One of the key challenges faced by harvesting robots is the ability to recognize their surrounding environments. The real-world environment of a tree-grown orchard is inherently complex, making it difficult for harvesting robots to navigate and perform tasks while avoiding obstacles such as branches and foliage, while also accurately identifying and interacting with the fruit.

In response to this challenge, we developed the panoptic-DeepLab architecture tailored specifically for orchard environments. This architecture enables us to not only identify the main obstacles but also pinpoint the target, which, in our case, is apples for our harvesting robot. Our system segments each scene (see Fig. 1) into five distinct categories: apple, branch, foliage, sky, and ground.

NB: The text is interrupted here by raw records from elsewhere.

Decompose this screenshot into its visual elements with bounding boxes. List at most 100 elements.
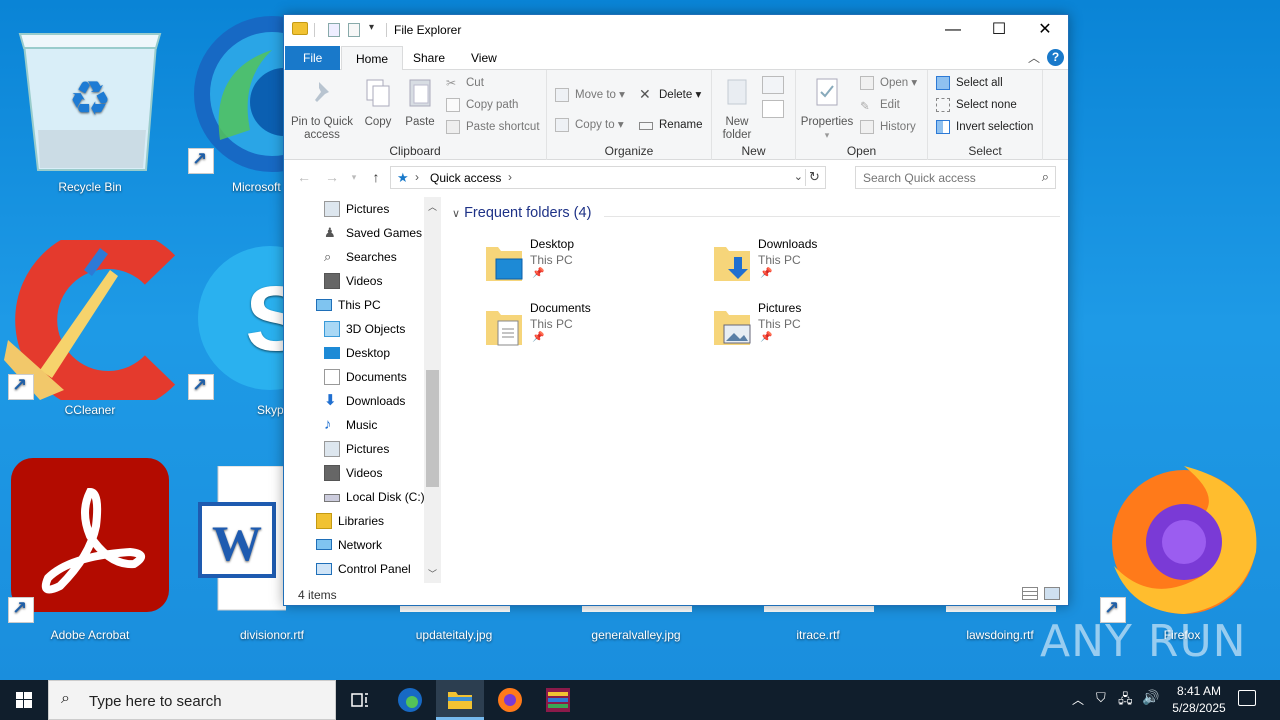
- svg-text:W: W: [212, 515, 262, 571]
- scroll-up-icon[interactable]: ︿: [424, 200, 441, 213]
- desktop-icon-adobe-acrobat[interactable]: Adobe Acrobat: [0, 456, 180, 646]
- breadcrumb[interactable]: Quick access: [430, 171, 501, 185]
- copy-path-button[interactable]: Copy path: [446, 96, 518, 116]
- edit-button[interactable]: ✎ Edit: [860, 96, 900, 116]
- large-icons-view-icon[interactable]: [1044, 587, 1060, 600]
- desktop-icon-recycle-bin[interactable]: ♻ Recycle Bin: [0, 10, 180, 200]
- close-button[interactable]: ✕: [1022, 15, 1068, 45]
- edit-label: Edit: [880, 99, 900, 111]
- taskbar-firefox[interactable]: [486, 680, 534, 720]
- nav-item-label: Documents: [346, 370, 407, 384]
- copy-to-button[interactable]: Copy to ▾: [555, 116, 624, 136]
- desktop-icon-updateitaly-jpg[interactable]: updateitaly.jpg: [364, 600, 544, 646]
- easy-access-icon[interactable]: [762, 100, 784, 118]
- folder-item-pictures[interactable]: Pictures This PC 📌: [712, 301, 912, 361]
- word-document-icon: W: [198, 466, 286, 611]
- nav-item-label: Network: [338, 538, 383, 552]
- history-button[interactable]: History: [860, 118, 916, 138]
- chevron-up-icon[interactable]: ︿: [1072, 691, 1084, 708]
- paste-shortcut-button[interactable]: Paste shortcut: [446, 118, 540, 138]
- tab-home[interactable]: Home: [341, 46, 404, 71]
- desktop-icon-label: divisionor.rtf: [239, 628, 305, 642]
- folder-item-desktop[interactable]: Desktop This PC 📌: [484, 237, 684, 297]
- taskbar-edge[interactable]: [386, 680, 434, 720]
- scissors-icon: ✂: [446, 76, 457, 90]
- tab-file[interactable]: File: [285, 46, 341, 70]
- cut-button[interactable]: ✂ Cut: [446, 74, 484, 94]
- volume-icon[interactable]: 🔊: [1142, 689, 1159, 706]
- folder-item-documents[interactable]: Documents This PC 📌: [484, 301, 684, 361]
- properties-button[interactable]: Properties ▾: [798, 76, 856, 142]
- tab-share[interactable]: Share: [399, 46, 459, 70]
- new-item-icon[interactable]: [762, 76, 784, 94]
- new-folder-quick-icon[interactable]: [348, 23, 360, 37]
- taskbar-search-placeholder: Type here to search: [89, 693, 222, 710]
- folder-icon: [448, 692, 472, 709]
- customize-quick-access-icon[interactable]: ▾: [369, 22, 374, 33]
- start-button[interactable]: [0, 680, 48, 720]
- taskbar-winrar[interactable]: [534, 680, 582, 720]
- taskbar-file-explorer[interactable]: [436, 680, 484, 720]
- clock[interactable]: 8:41 AM 5/28/2025: [1160, 683, 1238, 717]
- desktop-icon-itrace-rtf[interactable]: itrace.rtf: [728, 600, 908, 646]
- paste-label: Paste: [405, 116, 435, 128]
- task-view-button[interactable]: [336, 680, 384, 720]
- chevron-right-icon[interactable]: ›: [508, 170, 512, 184]
- rename-icon: [639, 122, 653, 130]
- search-box[interactable]: ⌕: [855, 166, 1056, 189]
- open-button[interactable]: Open ▾: [860, 74, 917, 94]
- properties-icon: [816, 78, 838, 106]
- section-title: Frequent folders (4): [464, 205, 592, 221]
- copy-button[interactable]: Copy: [360, 76, 396, 129]
- folder-name: Desktop: [530, 237, 575, 251]
- edit-icon: ✎: [860, 101, 870, 113]
- new-folder-label: New: [725, 116, 749, 128]
- move-to-label: Move to: [575, 89, 616, 101]
- details-view-icon[interactable]: [1022, 587, 1038, 600]
- desktop-icon-ccleaner[interactable]: CCleaner: [0, 240, 180, 425]
- section-header[interactable]: ∨ Frequent folders (4): [452, 205, 591, 221]
- folder-name: Downloads: [758, 237, 818, 251]
- address-dropdown-icon[interactable]: ⌄: [794, 170, 803, 183]
- help-icon[interactable]: ?: [1047, 49, 1064, 66]
- refresh-icon[interactable]: ↻: [805, 169, 823, 186]
- taskbar-search-box[interactable]: ⌕ Type here to search: [48, 680, 336, 720]
- security-icon[interactable]: ⛉: [1096, 690, 1106, 706]
- tab-view[interactable]: View: [457, 46, 511, 70]
- minimize-ribbon-icon[interactable]: ︿: [1028, 49, 1040, 66]
- scrollbar-thumb[interactable]: [426, 370, 439, 487]
- search-input[interactable]: [863, 168, 1033, 188]
- new-folder-button[interactable]: New folder: [716, 76, 758, 142]
- delete-button[interactable]: ✕ Delete ▾: [639, 86, 701, 106]
- invert-selection-label: Invert selection: [956, 121, 1034, 133]
- nav-item-label: Searches: [346, 250, 397, 264]
- invert-selection-button[interactable]: Invert selection: [936, 118, 1033, 138]
- notifications-icon[interactable]: [1238, 690, 1256, 706]
- ribbon-group-select: Select all Select none Invert selection …: [928, 70, 1043, 160]
- address-row: ← → ▾ ↑ ★ › Quick access › ⌄ ↻ ⌕: [284, 165, 1068, 191]
- network-icon[interactable]: 🖧: [1118, 690, 1133, 712]
- maximize-button[interactable]: ☐: [976, 15, 1022, 45]
- paste-button[interactable]: Paste: [402, 76, 438, 129]
- up-button[interactable]: ↑: [366, 169, 386, 185]
- group-label: Clipboard: [389, 144, 441, 158]
- pin-to-quick-access-button[interactable]: Pin to Quick access: [290, 76, 354, 142]
- window-title: File Explorer: [394, 23, 462, 37]
- minimize-button[interactable]: —: [930, 15, 976, 45]
- select-all-button[interactable]: Select all: [936, 74, 1003, 94]
- address-bar[interactable]: ★ › Quick access › ⌄ ↻: [390, 166, 826, 189]
- properties-quick-icon[interactable]: [328, 23, 340, 37]
- folder-location: This PC: [530, 317, 573, 331]
- folder-item-downloads[interactable]: Downloads This PC 📌: [712, 237, 912, 297]
- move-to-button[interactable]: Move to ▾: [555, 86, 625, 106]
- desktop-icon-generalvalley-jpg[interactable]: generalvalley.jpg: [546, 600, 726, 646]
- select-none-button[interactable]: Select none: [936, 96, 1017, 116]
- file-explorer-window: ▾ File Explorer — ☐ ✕ File Home Share Vi…: [283, 14, 1069, 606]
- rename-button[interactable]: Rename: [639, 116, 702, 136]
- divider: [604, 216, 1060, 217]
- forward-button[interactable]: →: [322, 169, 342, 185]
- recent-locations-icon[interactable]: ▾: [344, 172, 364, 183]
- nav-pane-scrollbar[interactable]: ︿ ﹀: [424, 197, 441, 583]
- scroll-down-icon[interactable]: ﹀: [424, 567, 441, 580]
- back-button[interactable]: ←: [294, 169, 314, 185]
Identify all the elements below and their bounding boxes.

This dataset encompasses a wide range of orchard scenes, fruit morphologies, and various environmental conditions, thereby providing a comprehensive representation of real-world fruit detection scenarios.

Figure 1. Orchard segmentation results.
Figure 1. Orchard segmentation results.

Given that branches pose the most significant obstacle, we have further developed skeleton-lead CNNs. This network works to skeletonize the branches (see Fig. 2), effectively transforming them into graph structures, resulting in improved branch segmentation accuracy. As a by-product, the branch graphs can also be leveraged to efficiently construct a 3D representation (see Fig. 3) of the scene using corresponding depth images. This wealth of data serves as crucial input for robotics planning and decision-making processes.

Figure 2. Branch graphs outputed by skeleton-lead CNNs.
Figure 2. Branch graphs outputed by skeleton-lead CNNs.
Figure 3. 3D representation of branches and apples.
Figure 3. 3D representation of branches and apples.